In 1982, a young actor with a recurring role as Dr. Snapper Foster on The Young and The Restless received a phone call from Brandon Tartikoff, the president of NBC at the time.
The phone call probably went something like this:
David
Hasselhoff: Hello?
(We hear a party in the background.)
Brandon Tartikoff: Hello, David? This is the president of NBC. We’re doing a primetime show about a former cop who fights crime. The twist? His partner is a talking Pontiac Trans-Am. You in?
David Hasselhoff: Uh…yes! (Hasselhoff collapsed onto his waterbed, plunging into dreams about great things to come.)
The story of autonomous cars does not stop here. Hasselhoff’s success on Knight Rider led to Baywatch, which as we all know, completely changed the course of humanity.
Self-driving cars will change how we go about our everyday lives. Self-driving cars are Knight Rider. The far-reaching effects they’ll have? That’s Baywatch.
Most 'digital innovations' offer immediate benefits with little regard for long-term
effects. Seamless has obliterated the give-and-take battle of trying to order takeout,
Tinder has created plenty of time to swipe, but little time to form meaningful
relationships.
As
expected, self-driving cars will have immediate benefits—the number of
accidents will go down along with the amount of money we spend on owning and
maintaining a vehicle. Auto companies, insurance companies and the federal
government have piles of data proving one thing—people turn into jerks when
they get behind the wheel. That will go away, too.
But the
primary focus at SXSW this year was on the long-term effects autonomous cars
will have. Self-driving cars will bring about changes on a very large scale. They
promise to alter institutions like insurance, healthcare, the job market, real
estate and the likelihood of another The
Fast and Furious movie.
Automakers,
who – for the most part – have relied on the same technology for about 100
years, are working aggressively to get self-driving versions of their cars on
the road. At SXSW this year, Mark Platshon, Senior Advisor for BMW i-Ventures, recalled
how the German automaker recently held a conference of senior management to
plan the company’s next 100 years. Platshon noted how automakers, who typically
only think a generation ahead, are now frantically engaged in long-term
planning.
And it’s easy to understand why. Cars easily can go the way of smartphones—they can become indistinct devices that do little more than process information, serve up content and run apps. Motorola and HTC don’t have the same brand appeal as Facebook, SnapChat or Android. Garden variety automakers, like Chevy and Toyota, don’t want to lose brand cache to the apps their cars will run.
What I
noticed was how discussions about self-driving cars didn’t carry the giddy
enthusiasm most emerging technology has at SXSW. And for good reason. Every
panel went into detail on working out the bugs—generally alluding to dangers of
not programming for every scenario possible out there on the road, including
security. An angry teenager speeding to do a Taco Bell run is dangerous.

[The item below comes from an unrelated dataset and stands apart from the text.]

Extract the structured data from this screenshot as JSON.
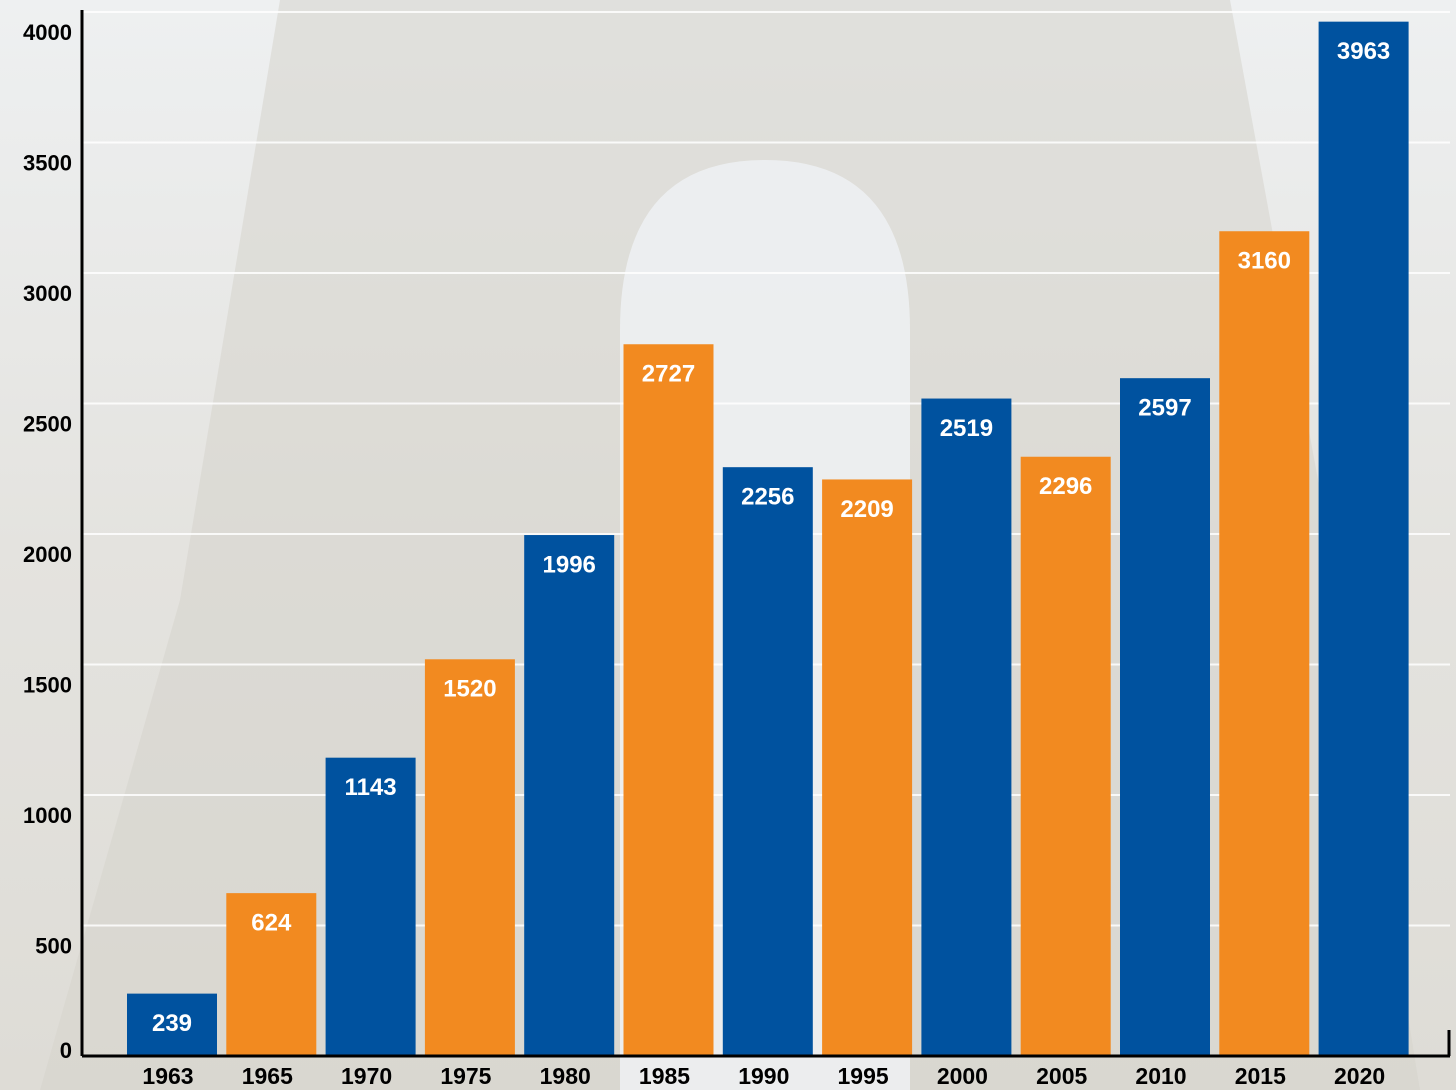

Thousands of cars swerving into each other because they’ve been hacked? That’s catastrophic.
But like Baywatch, one thing is certain—the self-driving car will evolve through the years, along with the changes it brings, and it won’t shy away from reinvention. Baywatch the movie, starring Dwayne Johnson as Mitch Buchannon and Zac Efron as Matt Brody, comes out, May of next year, about the same time Volvo plans to put 100 customers in cars with autonomous capabilities.